Netflix co-CEOs Ted Sarandos and Greg Peters no longer talk about key metrics like subscriber numbers. (Getty Images)

“While this change could provide relief to media companies, the reduction in transparency between media companies and investors could strain investor confidence in an industry that is already struggling to deliver consistent returns,” Novika Ishari, Romano Law partner and chair of the firm’s Entertainment Law Group, told TheWrap.

Stefano Bonini, an associate professor of corporate finance at Stevens Institute of Technology, emphasized that the entertainment industry is heavily impacted by seasonality and that if you delay the release of material information, the investor reaction could become more pronounced and individual stocks could face more volatility.

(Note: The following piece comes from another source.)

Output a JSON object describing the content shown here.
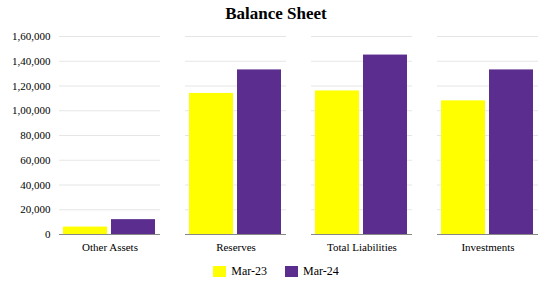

“If you skip that quarterly meeting where you inform investors on the performance of a particular show, movie or product and you wait until the end of the season to say, ‘Hey, we launched this thing and it didn’t really work. Nobody watched it and it really bombed,’ the reaction is going to be a lot more violent,” Bonini told TheWrap. “The moment the information comes and it’s negative, the extent of the damage that we do to shareholders becomes more significant.”

An SEC spokesperson told TheWrap that the agency would “prioritize” the proposal at Trump’s request to “further eliminate unnecessary regulatory burdens on companies.”

While TD Cowen analyst Jaret Seiberg said it would be an “easy policy win” for Atkins to deliver to Trump, the firm pegs the probability of a switch happening at 60%, noting the likelihood has “moved from improbable to probable though not guaranteed.”

Seiberg believes it would take the agency’s staff at least six months to craft a proposal and collect the economic data needed for the rule change to survive judicial review.

Atkins told CNBC that if the rule change is approved, it would be left up to companies and the market to decide the proper cadence of disclosures.

He also pointed out that much of the information available in 10-Qs are still publicly available to investors during company earnings calls and that companies can file an 8-K whenever they want to provide material information to investors and the public.

“We have to remember who the boss is, and that’s investors,” he added. “So we want to look at all of this …We’ve had the cues, there have been lots of complaints over the years about short-termism, so let’s see what we can do to address it.”